Location
- Country: Australia

Physical characteristics
- • location: below Pinnamutta-Murrawong Hill
- • elevation: 594 metres (1,949 ft)
- • location: confluence with Fitzroy River
- • elevation: 251 metres (823 ft)
- Length: 224 km (139 mi)
- • average: 711,000 ML/a (22.5 m^{3}/s; 796 cu ft/s)

= Hann River =

River in Western Australia

The Hann River is a river in the Kimberley region of Western Australia.

The traditional owners of the areas around the river are the Wurla.

It was named after the first European to explore the river, Frank Hann, who had seen it during his expedition to the region in 1898 and named it the Phillips River. It was renamed in 1900 by the Surveyor General H F Johnston to honour Hann; a Philips River already existed in the south of the state.

The river rises below Mount Lacy and Sir John Gorge and then flows in a southerly direction past Mount Elizabeth then crossing the Gibb River Road.
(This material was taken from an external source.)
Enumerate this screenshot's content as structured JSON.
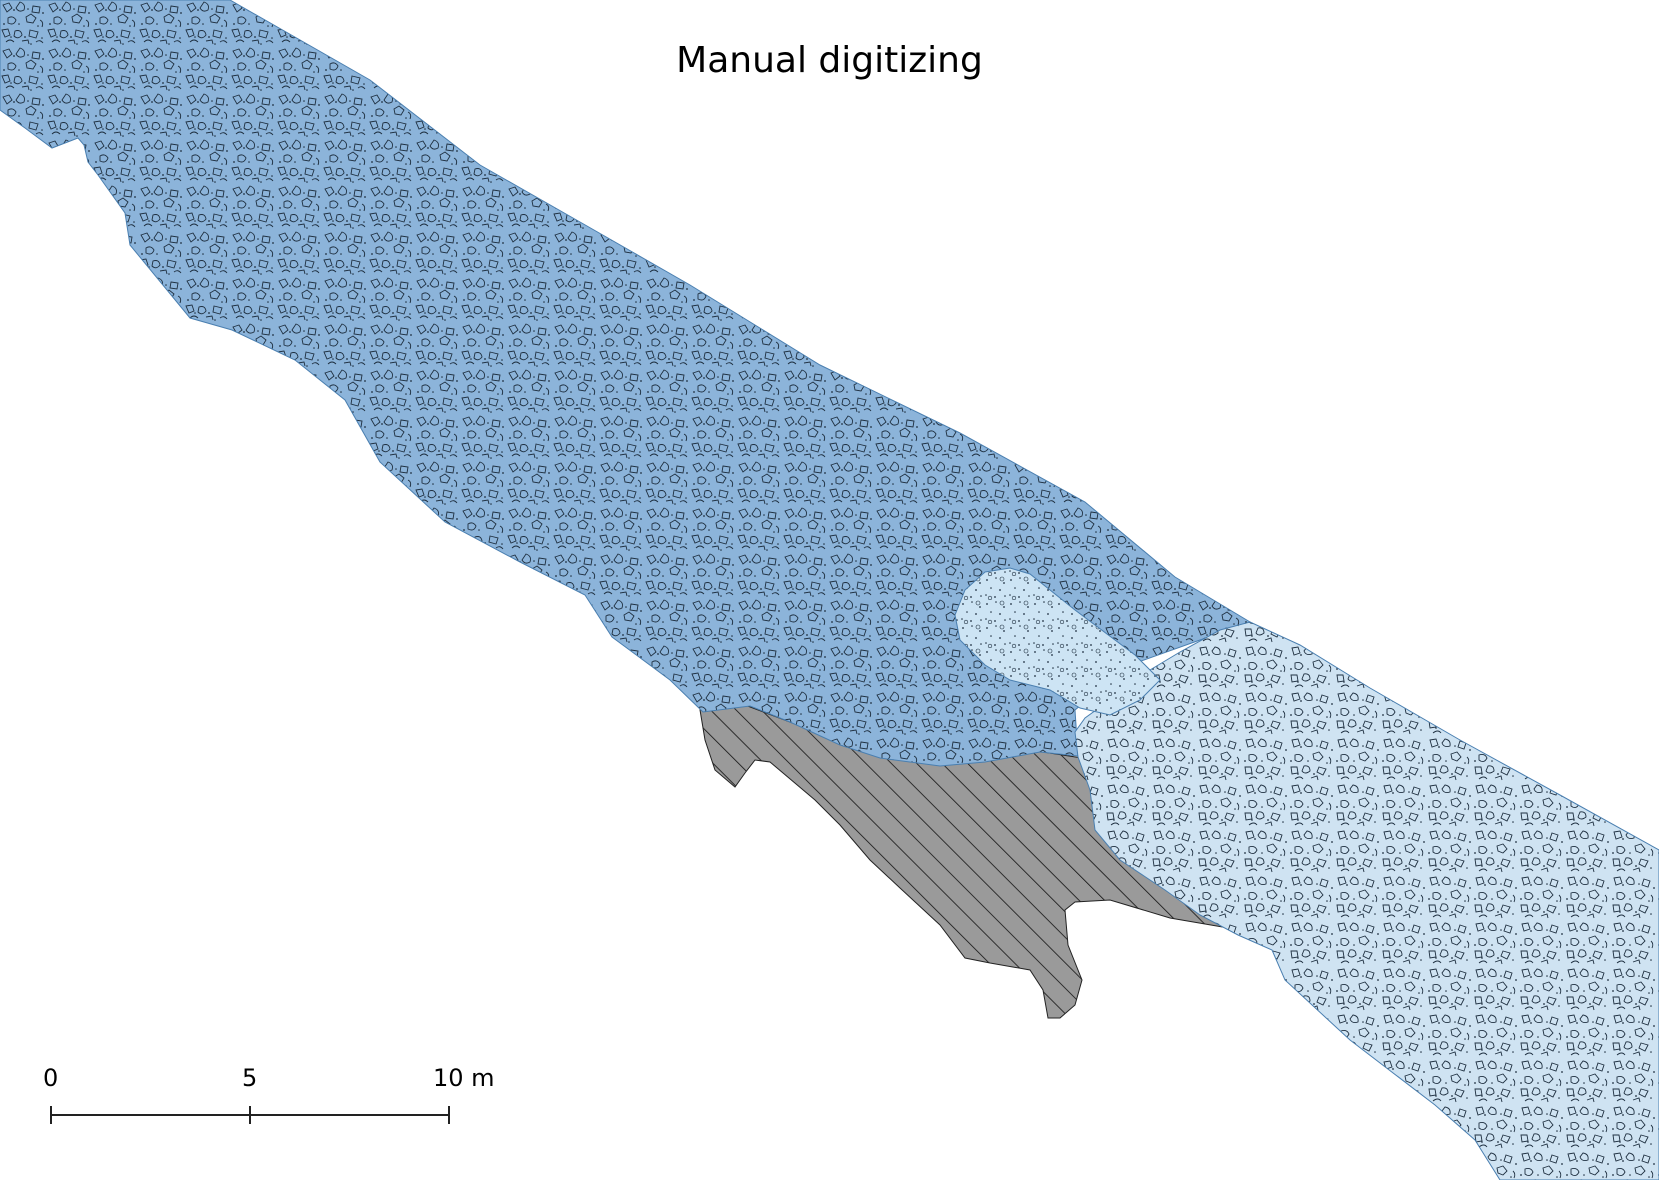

The river then cuts through the Barnett Range and then passes through the Phillips Range via Moll Gorge and flows through the Talbot Range until it flows into the Fitzroy River, of which it is a tributary, near Pinnamutta-Murrawong Hill.

The Hann has 12 tributaries, including Traine River, Barnett River, Harris Creek, Bella Creek, Macnamara Creek, Crocodile Creek and Grey Mare Creek.

The river has the only known specimens of the grass-like Whiteochloa sp. Hann River, a threatened species of Poaceae, located along its course.

Fish such as the western rainbowfish, the Kimberley archerfish, Greenway's grunter and the false spotted gudgeon have all been found within the river system.